Beetles are the primary pollinators of magnolia flowers. The flowers have a hardened carpel to avoid damage by their gnawing mandibles as the feed. The beetles are after the protein-rich pollen. Because the beetles are interesting in pollen and pollen alone, the flowers mature in a way that ensures cross pollination. The male parts mature first and offer said pollen. The female parts of the flower are second to mature.

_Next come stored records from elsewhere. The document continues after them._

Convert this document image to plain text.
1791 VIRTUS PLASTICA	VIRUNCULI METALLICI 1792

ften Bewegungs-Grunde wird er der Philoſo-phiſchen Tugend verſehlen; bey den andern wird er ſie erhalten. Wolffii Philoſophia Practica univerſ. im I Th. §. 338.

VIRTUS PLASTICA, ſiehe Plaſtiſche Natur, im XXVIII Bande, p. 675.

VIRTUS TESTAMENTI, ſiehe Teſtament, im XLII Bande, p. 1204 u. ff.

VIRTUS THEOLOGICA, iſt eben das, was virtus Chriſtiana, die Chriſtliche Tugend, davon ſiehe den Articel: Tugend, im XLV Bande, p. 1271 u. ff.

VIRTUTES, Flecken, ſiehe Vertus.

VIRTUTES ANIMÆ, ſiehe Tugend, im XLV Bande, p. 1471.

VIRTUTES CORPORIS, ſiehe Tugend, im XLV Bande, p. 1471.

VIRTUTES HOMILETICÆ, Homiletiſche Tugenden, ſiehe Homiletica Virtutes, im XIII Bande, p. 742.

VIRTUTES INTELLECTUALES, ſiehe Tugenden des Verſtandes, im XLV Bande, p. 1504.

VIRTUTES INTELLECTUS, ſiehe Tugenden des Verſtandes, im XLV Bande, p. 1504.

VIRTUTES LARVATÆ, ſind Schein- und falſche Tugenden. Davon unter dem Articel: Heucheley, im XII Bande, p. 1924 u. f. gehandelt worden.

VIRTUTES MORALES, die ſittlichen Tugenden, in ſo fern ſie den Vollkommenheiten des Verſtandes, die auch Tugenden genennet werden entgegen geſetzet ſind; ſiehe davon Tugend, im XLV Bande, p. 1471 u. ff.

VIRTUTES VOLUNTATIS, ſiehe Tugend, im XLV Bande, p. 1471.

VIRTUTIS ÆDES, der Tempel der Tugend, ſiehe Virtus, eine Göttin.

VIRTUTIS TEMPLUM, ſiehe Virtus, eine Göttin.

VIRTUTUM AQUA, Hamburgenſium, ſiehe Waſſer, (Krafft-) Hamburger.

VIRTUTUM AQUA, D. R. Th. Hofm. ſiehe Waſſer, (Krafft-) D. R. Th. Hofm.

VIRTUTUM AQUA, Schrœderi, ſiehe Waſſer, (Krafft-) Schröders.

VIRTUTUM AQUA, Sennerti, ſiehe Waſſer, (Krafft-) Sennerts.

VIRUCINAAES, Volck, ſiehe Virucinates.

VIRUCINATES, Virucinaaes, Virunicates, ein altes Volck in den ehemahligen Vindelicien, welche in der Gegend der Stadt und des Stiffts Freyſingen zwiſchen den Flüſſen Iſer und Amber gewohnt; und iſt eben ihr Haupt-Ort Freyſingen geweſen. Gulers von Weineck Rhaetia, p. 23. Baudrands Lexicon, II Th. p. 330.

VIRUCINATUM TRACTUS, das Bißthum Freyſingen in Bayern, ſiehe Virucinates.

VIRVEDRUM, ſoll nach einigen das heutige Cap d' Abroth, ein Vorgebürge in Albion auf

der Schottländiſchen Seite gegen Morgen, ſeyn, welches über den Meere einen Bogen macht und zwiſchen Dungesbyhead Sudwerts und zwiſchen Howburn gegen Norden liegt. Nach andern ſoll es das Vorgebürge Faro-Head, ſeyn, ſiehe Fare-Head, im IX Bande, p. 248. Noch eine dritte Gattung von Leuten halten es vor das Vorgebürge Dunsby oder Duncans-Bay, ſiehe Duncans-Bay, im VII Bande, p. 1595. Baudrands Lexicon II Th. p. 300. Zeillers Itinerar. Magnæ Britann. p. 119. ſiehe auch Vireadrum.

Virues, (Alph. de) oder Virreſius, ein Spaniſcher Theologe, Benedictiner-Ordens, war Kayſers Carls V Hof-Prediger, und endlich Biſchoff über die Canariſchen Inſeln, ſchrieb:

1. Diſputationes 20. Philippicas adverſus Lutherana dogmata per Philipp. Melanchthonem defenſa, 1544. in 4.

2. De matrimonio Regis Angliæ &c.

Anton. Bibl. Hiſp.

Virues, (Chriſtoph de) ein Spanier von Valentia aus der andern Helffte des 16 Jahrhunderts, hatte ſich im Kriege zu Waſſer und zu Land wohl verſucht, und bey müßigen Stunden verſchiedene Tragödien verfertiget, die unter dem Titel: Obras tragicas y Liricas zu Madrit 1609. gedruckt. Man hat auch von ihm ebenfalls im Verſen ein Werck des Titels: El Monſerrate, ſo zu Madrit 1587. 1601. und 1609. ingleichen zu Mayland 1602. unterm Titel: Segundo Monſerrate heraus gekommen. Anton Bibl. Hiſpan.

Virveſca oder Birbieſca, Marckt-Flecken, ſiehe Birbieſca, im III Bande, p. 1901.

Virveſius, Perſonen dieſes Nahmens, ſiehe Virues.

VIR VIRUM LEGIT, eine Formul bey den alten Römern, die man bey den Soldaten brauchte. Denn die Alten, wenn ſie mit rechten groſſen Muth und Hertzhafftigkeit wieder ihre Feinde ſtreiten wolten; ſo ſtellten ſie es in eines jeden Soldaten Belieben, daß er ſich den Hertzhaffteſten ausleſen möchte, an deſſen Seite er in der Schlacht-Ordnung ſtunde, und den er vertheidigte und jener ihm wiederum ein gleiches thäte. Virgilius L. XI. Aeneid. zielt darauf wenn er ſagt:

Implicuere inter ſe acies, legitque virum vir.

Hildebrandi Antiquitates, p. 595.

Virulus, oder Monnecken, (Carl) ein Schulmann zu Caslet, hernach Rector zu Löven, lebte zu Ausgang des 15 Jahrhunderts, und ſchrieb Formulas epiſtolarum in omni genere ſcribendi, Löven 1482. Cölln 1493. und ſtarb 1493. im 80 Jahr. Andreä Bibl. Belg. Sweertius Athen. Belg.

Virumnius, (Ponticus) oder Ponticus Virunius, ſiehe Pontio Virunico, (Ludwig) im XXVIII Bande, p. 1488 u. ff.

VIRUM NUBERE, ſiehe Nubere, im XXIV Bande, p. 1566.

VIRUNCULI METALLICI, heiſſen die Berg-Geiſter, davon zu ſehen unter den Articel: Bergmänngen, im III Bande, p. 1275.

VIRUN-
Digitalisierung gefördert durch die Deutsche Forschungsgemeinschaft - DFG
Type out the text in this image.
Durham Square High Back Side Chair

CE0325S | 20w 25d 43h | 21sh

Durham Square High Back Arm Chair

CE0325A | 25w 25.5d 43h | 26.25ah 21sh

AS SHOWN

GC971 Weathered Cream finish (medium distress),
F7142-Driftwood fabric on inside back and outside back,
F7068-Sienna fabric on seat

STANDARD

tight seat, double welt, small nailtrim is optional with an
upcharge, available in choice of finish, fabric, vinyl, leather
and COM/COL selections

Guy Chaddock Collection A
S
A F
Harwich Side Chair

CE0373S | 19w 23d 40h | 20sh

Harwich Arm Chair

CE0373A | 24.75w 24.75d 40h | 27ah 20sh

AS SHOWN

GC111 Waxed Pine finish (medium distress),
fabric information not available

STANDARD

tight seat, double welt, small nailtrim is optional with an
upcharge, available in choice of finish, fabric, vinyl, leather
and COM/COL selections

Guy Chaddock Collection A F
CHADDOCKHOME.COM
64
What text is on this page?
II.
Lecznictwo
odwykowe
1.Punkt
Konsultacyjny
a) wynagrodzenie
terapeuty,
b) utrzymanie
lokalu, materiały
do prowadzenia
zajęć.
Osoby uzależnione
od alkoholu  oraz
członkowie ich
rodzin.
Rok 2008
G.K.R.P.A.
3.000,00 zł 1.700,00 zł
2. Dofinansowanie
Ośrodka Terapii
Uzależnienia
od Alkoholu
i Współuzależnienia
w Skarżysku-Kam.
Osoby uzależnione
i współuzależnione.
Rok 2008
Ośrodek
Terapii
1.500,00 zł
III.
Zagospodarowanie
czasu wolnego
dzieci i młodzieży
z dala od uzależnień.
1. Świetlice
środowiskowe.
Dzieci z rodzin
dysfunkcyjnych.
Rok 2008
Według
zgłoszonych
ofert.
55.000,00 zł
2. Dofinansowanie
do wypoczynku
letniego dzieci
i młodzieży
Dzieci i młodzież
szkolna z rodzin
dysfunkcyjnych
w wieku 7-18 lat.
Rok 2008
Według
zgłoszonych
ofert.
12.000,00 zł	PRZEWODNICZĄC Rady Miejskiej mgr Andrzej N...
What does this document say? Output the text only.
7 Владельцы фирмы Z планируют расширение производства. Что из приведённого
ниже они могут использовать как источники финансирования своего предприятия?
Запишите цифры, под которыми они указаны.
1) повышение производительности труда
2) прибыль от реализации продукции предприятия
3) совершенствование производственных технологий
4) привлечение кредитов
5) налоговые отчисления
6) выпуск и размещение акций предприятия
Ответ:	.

They produce no reward for the beetles but are instead believed to mimic the male parts, ensuring that the beetles will spend some time exploring and thus effectively pollinating the flowers (In Defense of Plants blog).

Native Habitats:Slope forest, dry-mesic to mesic upland hardwood forest.

Distribution and Planting Zones

Natural Range in Florida
USDA Zones

Suitable to grow in:
8A 8B 9A 9B 

USDA zones are based on minimum winter temperatures

Comments

Ethnobotany:Wood has been used in cabinetry.
General Comments:Note: There are cultivars, such as "Little Gem" sold in nurseries that originate from non-Florida stock (Little Gem is a North Carolina tree). Suitability for use in Florida will vary.